Look, my brother is a recovering alcoholic. He will be for the rest of his life. He beat the shit out me when he drank. I had to lie about it at a hospital to avoid having police reports filed. I had to lie about it when the cops showed up at my house and asked me why I was bleeding. I never understood why I couldn’t have him thrown in jail for what he’d done to me, but my family begged me not to, and for their sake, I didn’t.
He’s sober. But now I’m the one with problems. I get depressed. Anxious. I don’t know why. I don’t know what’s happening inside me sometimes and it scares the hell out me. Really, it’s terrifying to wake up and not understand how you can have so much success and just feel like there is nothing to live for.

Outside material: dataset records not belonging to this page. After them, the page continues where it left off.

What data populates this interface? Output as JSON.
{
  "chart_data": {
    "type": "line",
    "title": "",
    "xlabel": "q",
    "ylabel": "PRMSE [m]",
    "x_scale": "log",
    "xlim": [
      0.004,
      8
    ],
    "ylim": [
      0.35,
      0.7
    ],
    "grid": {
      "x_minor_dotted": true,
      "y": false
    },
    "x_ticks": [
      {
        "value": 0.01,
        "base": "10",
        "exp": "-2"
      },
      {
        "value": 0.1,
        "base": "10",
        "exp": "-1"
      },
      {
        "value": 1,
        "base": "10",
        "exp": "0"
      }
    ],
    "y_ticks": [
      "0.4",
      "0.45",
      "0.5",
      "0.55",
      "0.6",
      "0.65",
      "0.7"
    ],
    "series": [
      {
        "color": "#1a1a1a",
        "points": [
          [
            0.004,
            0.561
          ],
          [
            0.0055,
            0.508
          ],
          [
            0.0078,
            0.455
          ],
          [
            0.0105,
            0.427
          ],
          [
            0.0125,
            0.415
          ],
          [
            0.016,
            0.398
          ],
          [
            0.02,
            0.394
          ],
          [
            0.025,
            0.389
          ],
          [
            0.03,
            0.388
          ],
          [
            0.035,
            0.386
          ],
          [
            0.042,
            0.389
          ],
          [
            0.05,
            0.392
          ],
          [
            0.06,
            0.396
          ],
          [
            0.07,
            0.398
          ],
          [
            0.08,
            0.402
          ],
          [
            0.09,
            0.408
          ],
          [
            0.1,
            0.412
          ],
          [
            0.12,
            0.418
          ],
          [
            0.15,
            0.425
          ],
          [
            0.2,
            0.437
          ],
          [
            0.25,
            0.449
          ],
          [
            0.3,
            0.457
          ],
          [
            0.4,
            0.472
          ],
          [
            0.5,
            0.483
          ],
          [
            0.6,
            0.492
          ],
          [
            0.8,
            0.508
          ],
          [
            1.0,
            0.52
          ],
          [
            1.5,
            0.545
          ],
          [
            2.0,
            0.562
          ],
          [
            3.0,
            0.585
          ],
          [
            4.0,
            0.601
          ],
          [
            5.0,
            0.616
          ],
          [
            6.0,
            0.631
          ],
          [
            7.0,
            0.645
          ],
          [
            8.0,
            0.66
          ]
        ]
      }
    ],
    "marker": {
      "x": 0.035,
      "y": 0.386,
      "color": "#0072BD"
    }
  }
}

And the worst part of it, the absolute worst part is when you know, because you’ve done well for yourself, you can’t talk to anyone about it because they’ll say to you, “You’re successful, what do you have to feel bad about? Ha, you wanna know real struggle, live my life sometime, pal. Drive a truck for a living. You play a game… you write books… You”— some other line of BS that only makes sense in a world that thinks all that matters star power and fat pay checks.
I’d give it all back to wake up and not feel like I was dying inside. I don’t feel it every day but the days I do, it’s terrible. To put on happy face because the world thinks I should have it and doesn’t understand how I could feel anything but.
I cant speak for Josh, but from what I know of the guy, I’m pretty confident there is a similar battle taking place in his mind. One of expectation, reality, and futility. When things that are supposed to feel great don’t, when the world becomes a place where simple things seem heavenly, and where canned answers are a way of life. Where he can talk about God’s providence one day and then shake his fist at him the next because of life is more full of irony than the analysts make it seem.
For the sake of professionalism, I kept my two sense to myself. I knew I had other ways to express those thought. Better ways. I wrote Out Of My League because I wanted to show people a side of the game that never gets shown. Sure, I want to entertain people, but I want them to know the truth. Not just be told it, but give a chance to feel it. There is some hard material in Out Of My League, hard for me to write and probably hard for you to read.
But that’s why you should read it. Because we’ve gotten soft, and expectant, and disappointed with our hero’s when they act like anything less than heroes. Read it because it shows how a person can collapse under the weight of a dream realized, when the strength we thought we were supposed to get along with the title isn’t really there. Read it because through it I think you’ll understand the human side of players better, and maybe even yourself.